Lloyd’s of London will remain in the landmark building at least until 2035

Lloyd’s of London and its landlord Ping An have agreed to remain at their One Lime St headquarters until 2035 at least, as a sign of commitment to the in-person trading in the City’s Insurance District.

The Friday deal gives Lloyd’s – an insurance marketplace for brokers to get coverage from individual syndicates on a variety commercial risks – the option to stay in the Richard Rogers designed building until 2040. The agreement also includes an investment to reduce the Grade I listed building’s carbon footprint.

Lloyd’s chairman Bruce Carnegie-Brown stated that the deal highlighted the importance of face to face trading for the market. He said the underwriting rooms — a web-like arrangement of underwriters’ tables around the Lutine Bell, where brokers gather to negotiate policies — held a “special place in the collective consciousness of our market”.

The Marketplace was originally a coffee shop in London from the seventeenth century, but it has been residing in this distinctive building since 1986.

Senior executives backed retaining a physical presence and preferred staying in the building, it was reported last year. Last year, reported that senior executives supported retaining a presence in the building and preferred staying there.

Carnegie-Brown, the company that runs the market, said it would redesign other areas within the building in order to “support the collaboration and innovation of our market”.
Lloyd’s stated that the agreement with Chinese insurer Ping An which owns the building since a decade will allow them to continue their renovations of the workspaces, and to make further refurbishments including improvements in energy efficiency. The building currently has an E energy rating, which is the lowest of all official ratings.

The terms of the agreement were not disclosed. Ping An didn’t respond to a request for immediate comment.

One Lime Street, dubbed “the inside-out” building because of its water pipes and lifts that run along the exterior, has been compared to a motorcycle and an oil rig.

The refurbishments carried out earlier this year on the ground floor trading area were aimed at modernising the fittings, and giving more space to different insurers. Carnegie-Brown spoke at the time about the challenge to restore the room’s hum of activity before the pandemic by “making a compelling case for the handshake over an e-mail, a Room over Zoom”.

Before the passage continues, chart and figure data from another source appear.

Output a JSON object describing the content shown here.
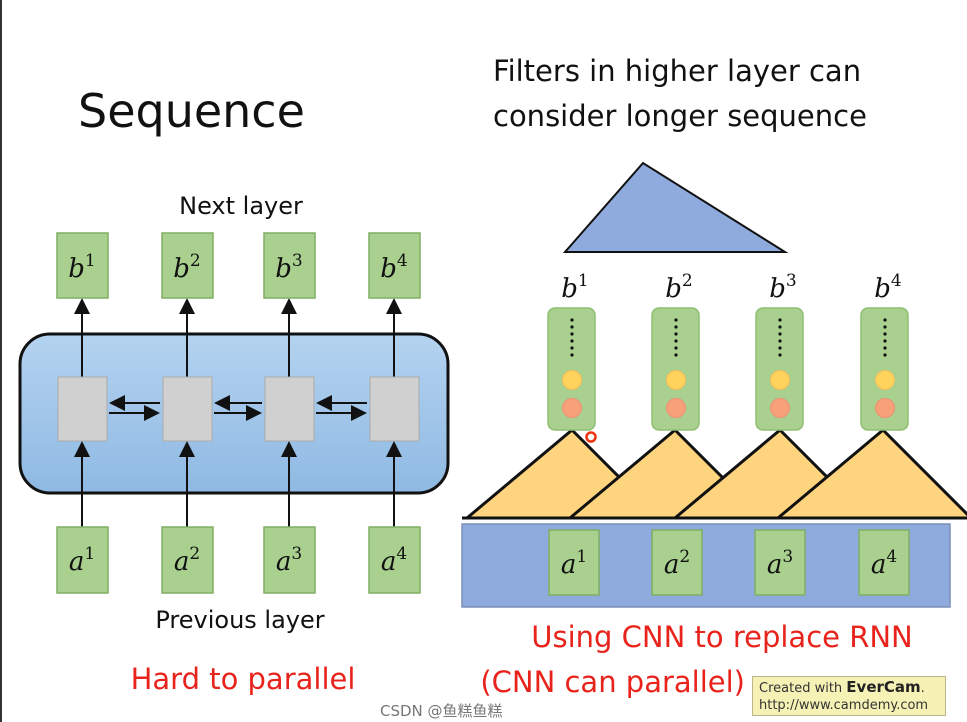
{
  "left": {
    "title": "Sequence",
    "next_layer": "Next layer",
    "previous_layer": "Previous layer",
    "caption": "Hard to parallel",
    "outputs": [
      {
        "v": "b",
        "s": "1"
      },
      {
        "v": "b",
        "s": "2"
      },
      {
        "v": "b",
        "s": "3"
      },
      {
        "v": "b",
        "s": "4"
      }
    ],
    "inputs": [
      {
        "v": "a",
        "s": "1"
      },
      {
        "v": "a",
        "s": "2"
      },
      {
        "v": "a",
        "s": "3"
      },
      {
        "v": "a",
        "s": "4"
      }
    ]
  },
  "right": {
    "heading_line1": "Filters in higher layer can",
    "heading_line2": "consider longer sequence",
    "outputs": [
      {
        "v": "b",
        "s": "1"
      },
      {
        "v": "b",
        "s": "2"
      },
      {
        "v": "b",
        "s": "3"
      },
      {
        "v": "b",
        "s": "4"
      }
    ],
    "inputs": [
      {
        "v": "a",
        "s": "1"
      },
      {
        "v": "a",
        "s": "2"
      },
      {
        "v": "a",
        "s": "3"
      },
      {
        "v": "a",
        "s": "4"
      }
    ],
    "caption_line1": "Using CNN to replace RNN",
    "caption_line2": "(CNN can parallel)"
  },
  "watermark": {
    "line1_prefix": "Created with ",
    "line1_brand": "EverCam",
    "line1_suffix": ".",
    "line2": "http://www.camdemy.com",
    "overlay": "CSDN @鱼糕鱼糕"
  },
  "colors": {
    "green": "#a9d08e",
    "blue": "#9dc3e6",
    "filter_blue": "#8faadc",
    "orange_filter": "#ffd47f",
    "red_text": "#e8231c"
  }
}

Many companies are rethinking the future of their flagship offices as they shift staff to hybrid work and reduce their real estate footprint. City of London office vacancy rate has risen to 11 percent — the highest level since 2009 and above the UK capital’s average of 9 percent.

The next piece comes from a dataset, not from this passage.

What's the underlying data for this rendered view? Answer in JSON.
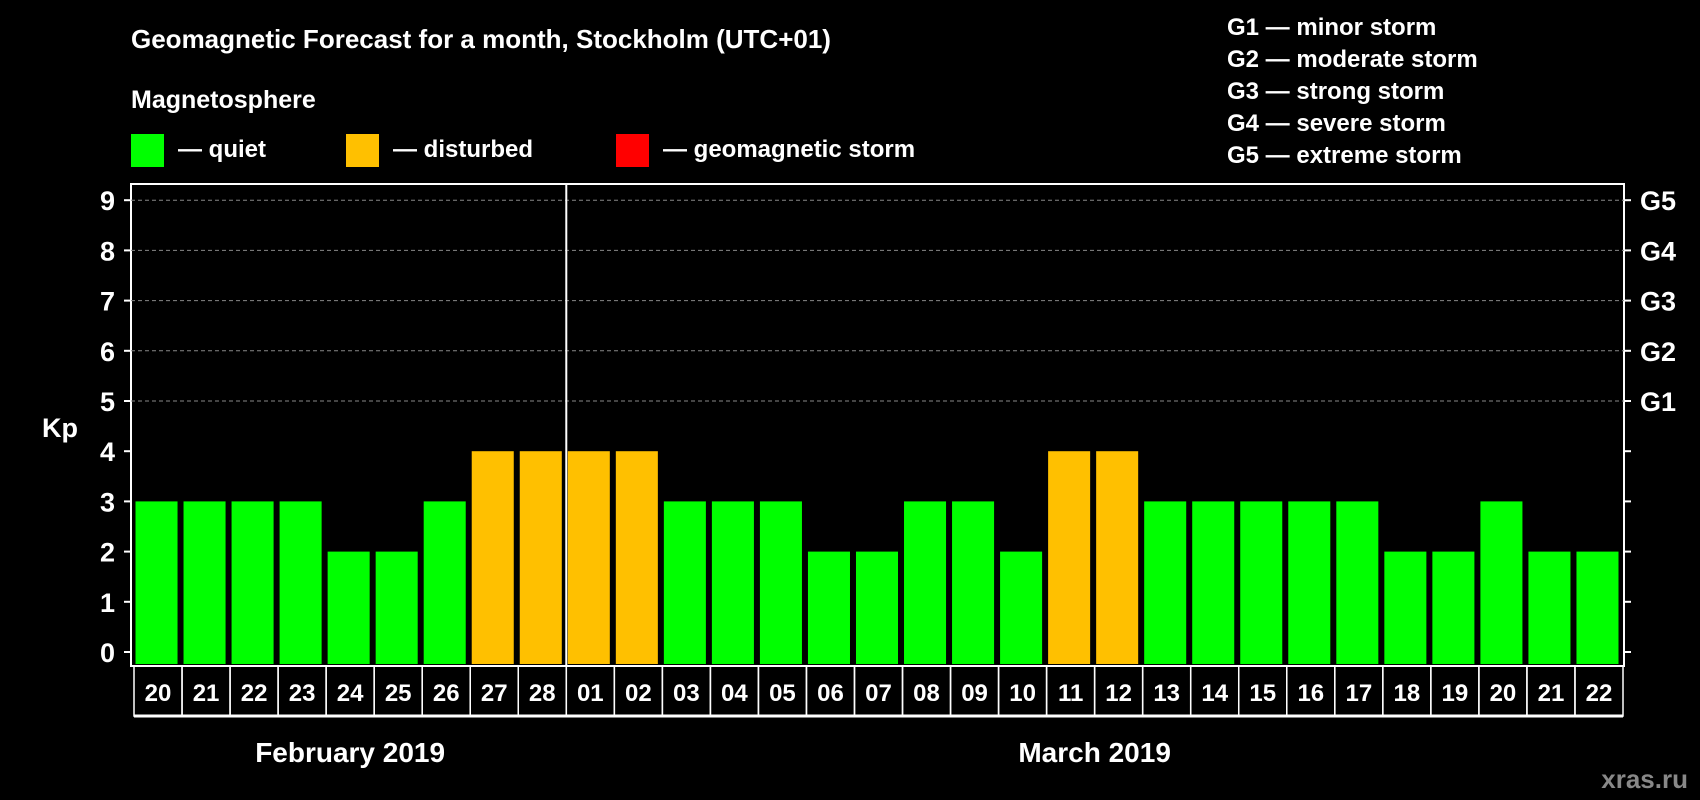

The City got a boost in early 2018 when HSBC said it would move from its tower at Canary Wharf in 2027 after the lease expired, to a new HQ near St Paul’s.

West End, London, is also seeing a higher demand for companies. The vacancy rate in the area is only 6 percent. Many companies are looking for convenient locations that have a buzzing retail and food option nearby to attract workers back to their office.